10/08/21 22:52:03 GSoYyTWU0
90年代以降、財・サービスのみならず、企業そのものが国際的に移動する
グローバリゼーションの時代を迎え、貿易取引されない国内サービス業のマーケットについても、
国際的な一物一価への圧力が次第に強まり、結果として「購買力平価」に、現実の為替レートが
徐々に収斂していく動きが見られるようになってきた。
これは、その財やサービスが直接貿易取引されるわけではない、両国の「国内マーケット」同士も、
実は相互に関連性を強めてきたということを意味している。
(3)そしてこの二つの為替レートの収斂は、日本とアメリカ(円とドル)の関係においては、
アメリカの国内市場の価格上昇、日本の国内市場の価格低下、そして円安によって行われることになったが、
円ドルレートがなかなか円安方向には振れにくいアメリカの通貨政策の下で、円安による調整は
限定的なものに止まり、結局はサービス業を中心とする国内マーケットの価格低下と、
ひいては賃金の引き下げにより調整が進むことになった。
少し専門的な説明になり過ぎたが、要は、グローバル化により、昔は海外との競争に
さらされなかった国内部門のサービス業などの価格が国際的にみると割高と見られるようになった。
そして、円が日本の経済の実力以上に円高であったために、この割高感は為替レートが
円安に振れることによって調整されることはなく、国内市場の価格と賃金への下方圧力が
かかる形で、調整されることとなった。その結果、2000年代に入ると、
サービス価格が低下し、サービス業に従事する雇用者への賃金も低下していった。
これが、90年代以降今日まで続いているデフレ基調の原因となった構造であると考えられる。

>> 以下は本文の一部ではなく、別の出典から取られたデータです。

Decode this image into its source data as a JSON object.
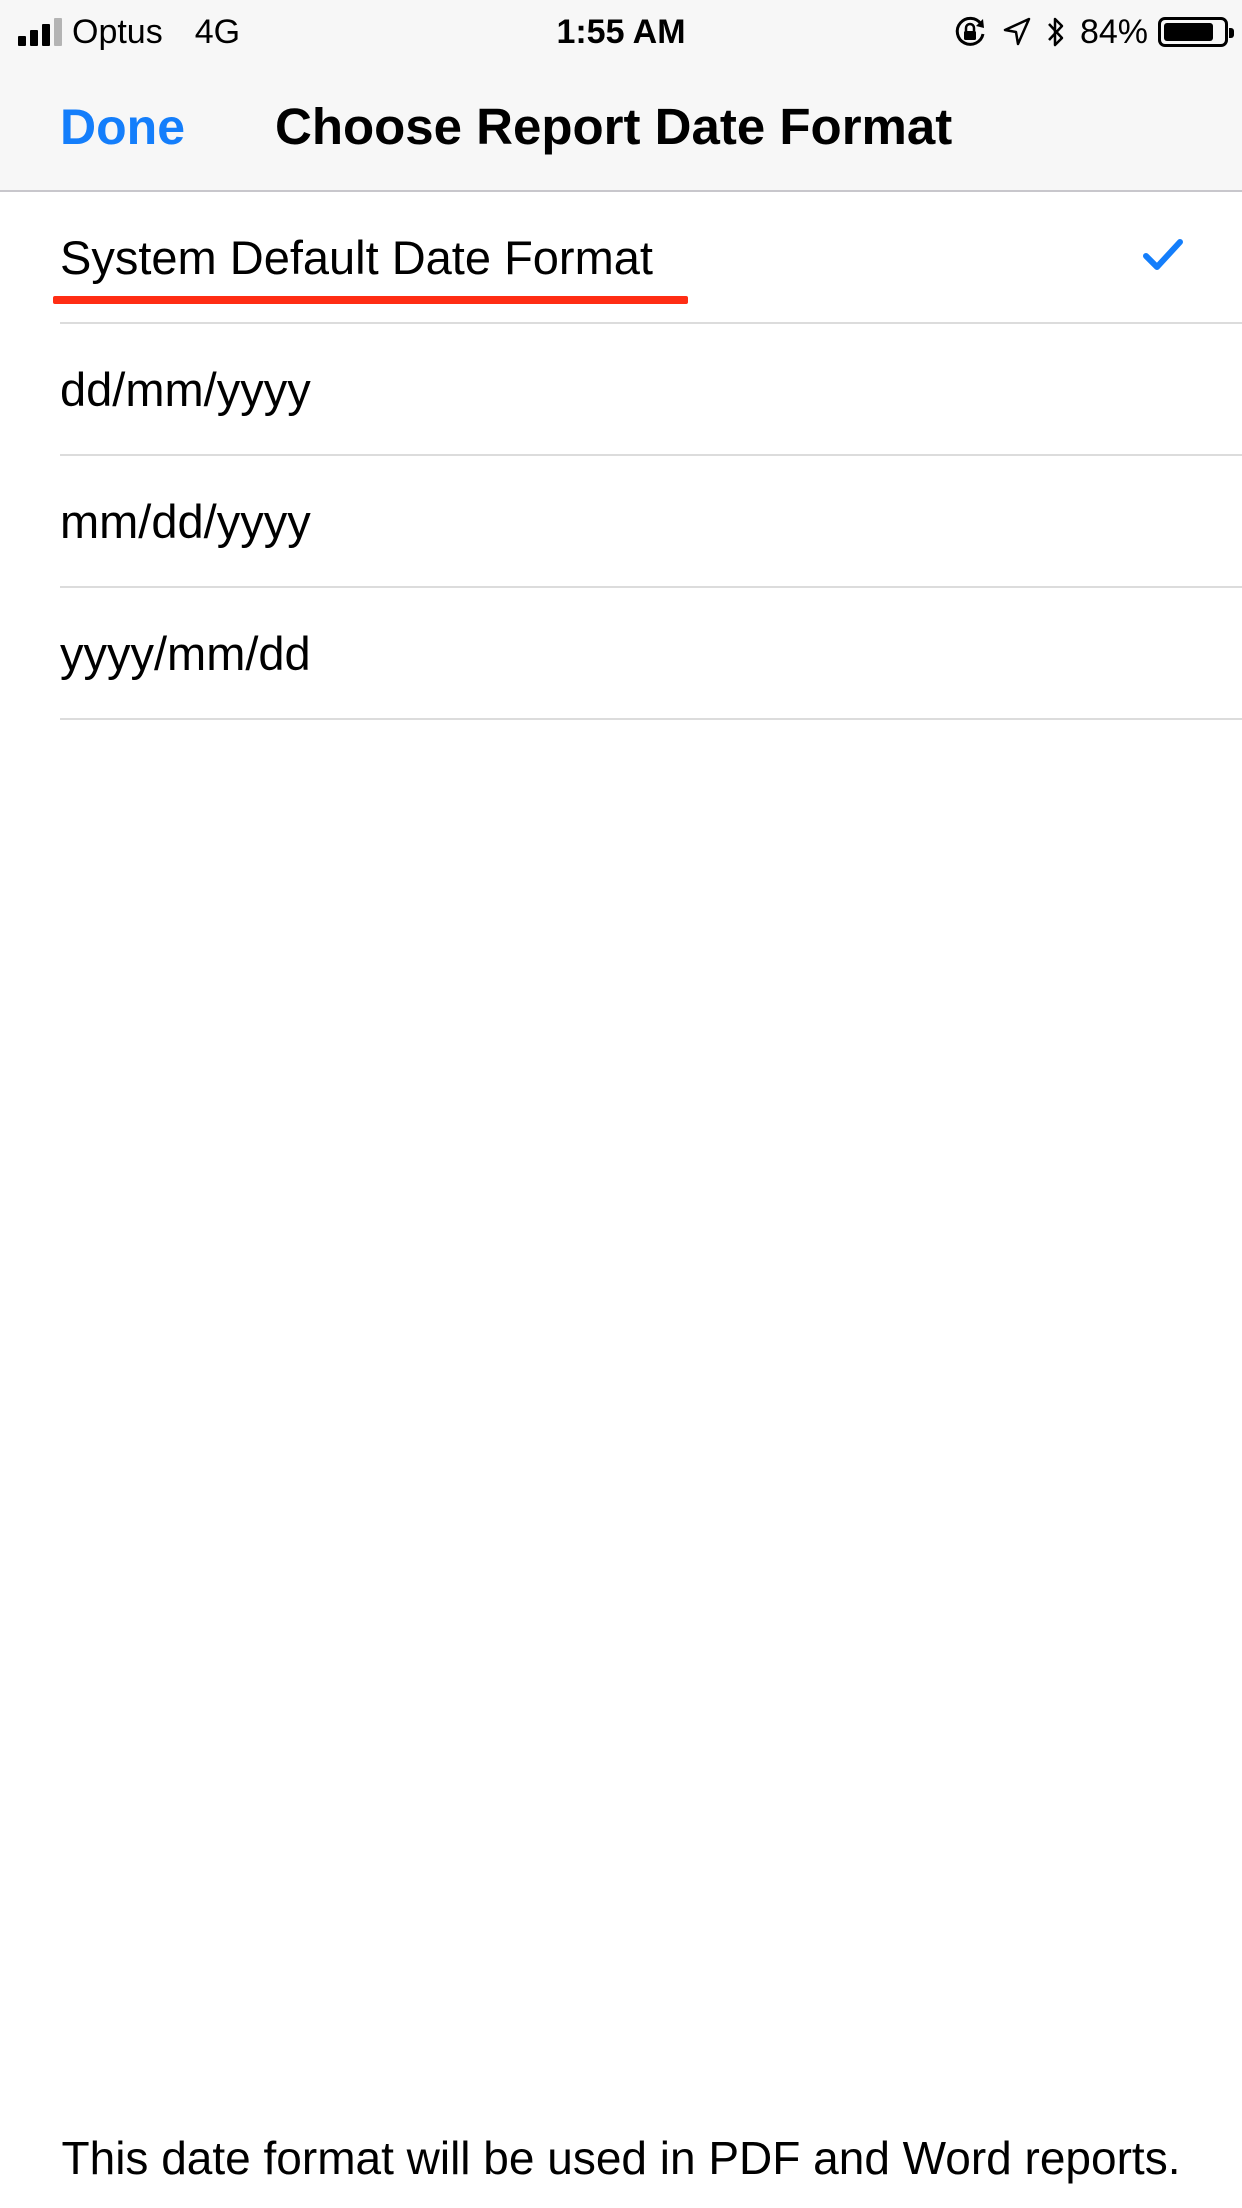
{
  "status_bar": {
    "carrier": "Optus",
    "network": "4G",
    "time": "1:55 AM",
    "battery_percent": "84%",
    "battery_level": 0.84,
    "signal_bars_active": 3,
    "signal_bars_total": 4,
    "icons": [
      "signal-icon",
      "orientation-lock-icon",
      "location-arrow-icon",
      "bluetooth-icon",
      "battery-icon"
    ]
  },
  "nav": {
    "done_label": "Done",
    "title": "Choose Report Date Format"
  },
  "options": [
    {
      "label": "System Default Date Format",
      "selected": true
    },
    {
      "label": "dd/mm/yyyy",
      "selected": false
    },
    {
      "label": "mm/dd/yyyy",
      "selected": false
    },
    {
      "label": "yyyy/mm/dd",
      "selected": false
    }
  ],
  "footer": {
    "note": "This date format will be used in PDF and Word reports."
  },
  "colors": {
    "accent": "#147efb",
    "highlight_underline": "#ff2d14",
    "separator": "#dcdcdc",
    "bar_background": "#f7f7f7"
  }
}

この分析は、内閣府によるデフレ要因分析とも一致している。
内閣府「日本経済2009-2010」によれば、日本における物価低下の最も大きい
要因の一つは、サービス価格とサービス業の賃金の低下である。欧米では、サービス価格や
サービス業の賃金は年2~4%で上昇しているが、日本ではともに低下している。
ここが欧米と最も異なる点であると指摘されている。